この写真だとわかりづらいが、椅子に座り、両手を机にある二つの穴に肘を置いて手のひらを両耳にかざすと、尋問する捜査官の声が聞こえる仕組みになっている。
声を聴いてみると、思わず「私がやりました」と言ってしまいそう。




次は拘置室。取り調べで拘束されている間はここで寝泊まりすることになる。
ベッドのシーツのしわがリアル。






他にも東ドイツの工業製品、子どものおもちゃ、日用品などが展示されている。

出口近くには政府の要人用の高級車。

国民にはおもちゃのようなトラバントをはじめ、必要最小限のモノを与え、体制にたてつくような言動をとったら取り調べを受け、拘置室に留置される。一方で一握りの特権階級の人たちは海外の高級車を乗り回す。
狭い空間にDDRの縮図が見てとれる。



そして出口は壊れたベルリンの壁の写真。ここから無事に壁の外に逃れることができる。



下の写真はDDR博物館のチケット。大人一人6ユーロ。土曜日は22時までオープンしている。








時計は8時を回り、さすがにおなかがすいてきたので博物館隣のDDRレストランへ。
店内は広く、若者の集団が入っていたが席は余裕があった。
これで「席はない(kein Platz)」と言われたら面白いな、などとくだらないことを考えてドアを開けると、ウエイトレスさんの「こんばんわ」という声とさわやかな笑顔。

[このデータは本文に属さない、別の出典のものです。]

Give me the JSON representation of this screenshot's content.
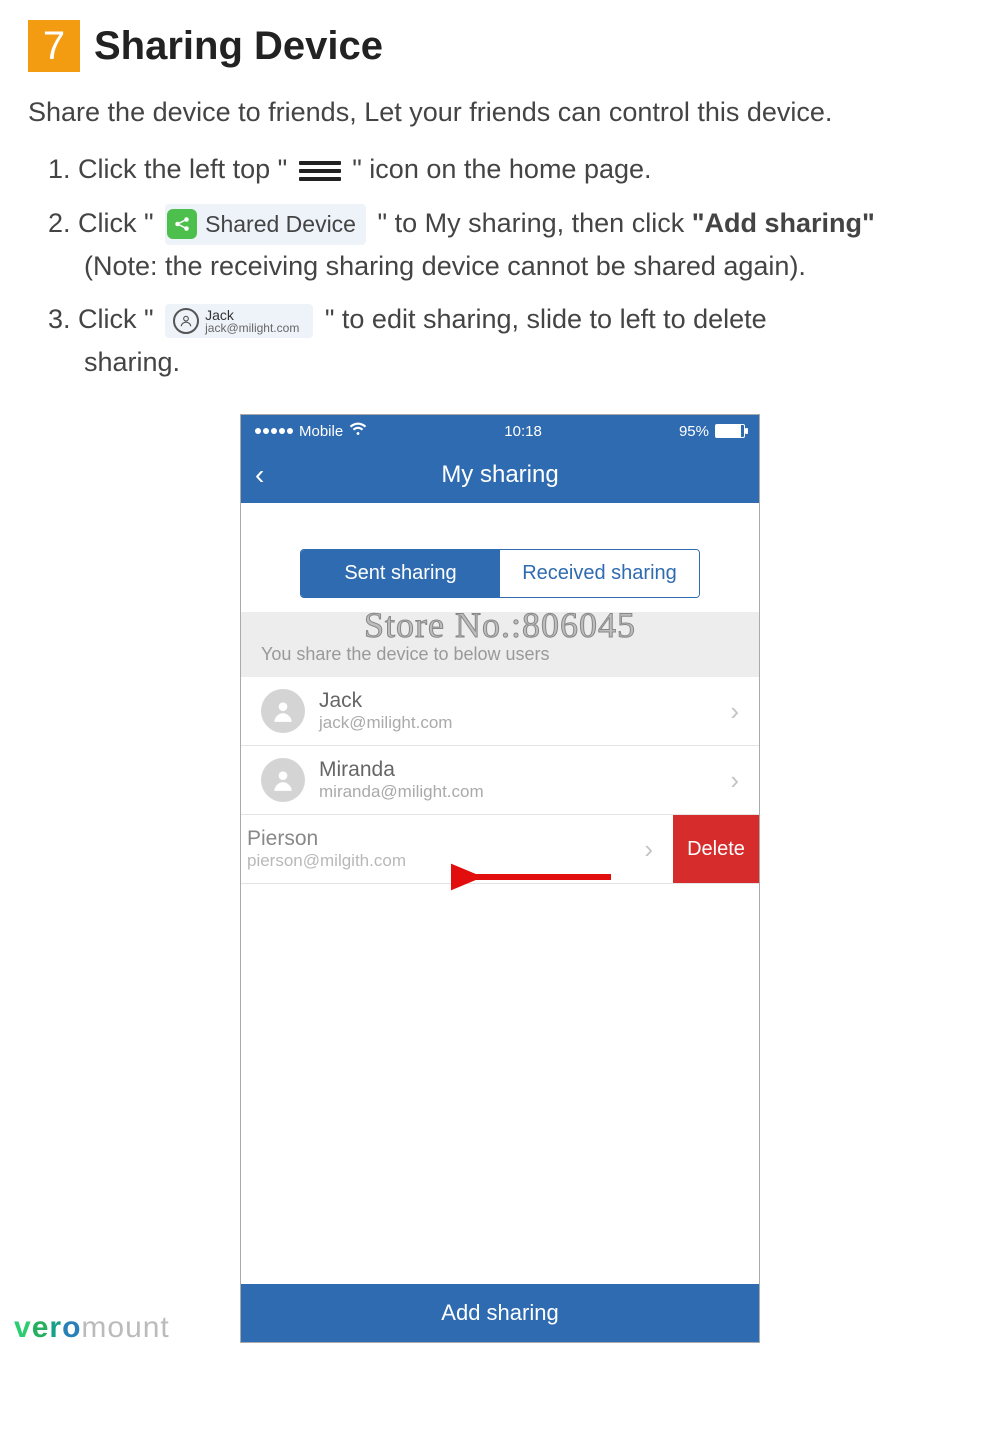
{
  "header": {
    "step_number": "7",
    "title": "Sharing Device"
  },
  "intro": "Share the device to friends, Let your friends can control this device.",
  "steps": {
    "s1_a": "1. Click the left top \" ",
    "s1_b": " \" icon on the home page.",
    "s2_a": "2. Click \" ",
    "s2_pill": "Shared Device",
    "s2_b": " \" to My sharing, then click",
    "s2_bold": "\"Add sharing\"",
    "s2_note": "(Note: the receiving sharing device cannot be shared again).",
    "s3_a": "3. Click \" ",
    "s3_chip_name": "Jack",
    "s3_chip_email": "jack@milight.com",
    "s3_b": " \" to edit sharing, slide to left to delete",
    "s3_c": "sharing."
  },
  "phone": {
    "status": {
      "carrier": "Mobile",
      "time": "10:18",
      "battery": "95%"
    },
    "nav_title": "My sharing",
    "tabs": {
      "sent": "Sent sharing",
      "received": "Received sharing"
    },
    "watermark": "Store No.:806045",
    "section_header": "You share the device to below users",
    "users": [
      {
        "name": "Jack",
        "email": "jack@milight.com"
      },
      {
        "name": "Miranda",
        "email": "miranda@milight.com"
      }
    ],
    "swiped": {
      "name": "Pierson",
      "email": "pierson@milgith.com",
      "delete_label": "Delete"
    },
    "add_button": "Add sharing"
  },
  "brand": {
    "p1": "v",
    "p2": "e",
    "p3": "r",
    "p4": "o",
    "p5": "mount"
  }
}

席に着きメニューを見ると「野菜の料理」とあり、その中に「パラストホテル風卵のラグー(Eierragout》Palasthotel《)」とあった。どういったものだかわからないが、「パラストホテル」というネーミングが気に入ったのでこれを注文した。料理の説明書きに「野菜がのっていてマッシュポテトがついてる」とあったので変なものではないだろう。
ビールを飲みながら待っていると、出てきた料理がこれ。


マッシュポテトの上にゆで卵のスライスと野菜やグリンピースなどがのった、いたってシンプルなもの。もっと豪華な料理を期待していた人はがっかりするかもしれないが、野菜好きの私にとっては願ってもない料理。DDRの一般庶民にはポピュラーな料理との説明もあった。
ビールは、地元のベルリナー・ビュルガーブロイ(Berliner Bürgerbräu)。メニューには東ドイツ時代から人気があったとの説明がある。
期せずして最初の夜からDDRづくし。DDRの庶民の生活に思いをはせながら、ビールを飲み、ゆっくりと料理を味わった。

下の写真は店内の風景。




さて、レストランでのチップの払い方。
「お勘定お願いします」
と最初に対応してくれたり料理を運んでくれたウエイトレスさんに声をかける。ドイツの場合、レストランでは最初に対応した従業員がその客の担当となり、最後の精算まで行う。サービスの対価としてのチップも担当の従業員に払うしくみ。
マリアーネさんという名前のウエイトレスはレシートをもってきた。
一番下には英語で「チップは含まれていません」とはっきり書いてある。
会計は11ユーロ80セント。1割かけて12.98。13ユーロだとあまりにぎりぎりなので
「14」というと、マリアーネさんはにこっと笑って「Danke」。  



レストランを出てホテルまではわずか1分。
気温はだいぶ下がっているようだが、胃が満たされたせいかあまり寒さを感じなかった。
今日の最後に、車の中では撮れなかったテレビ塔をホテルの前から一枚。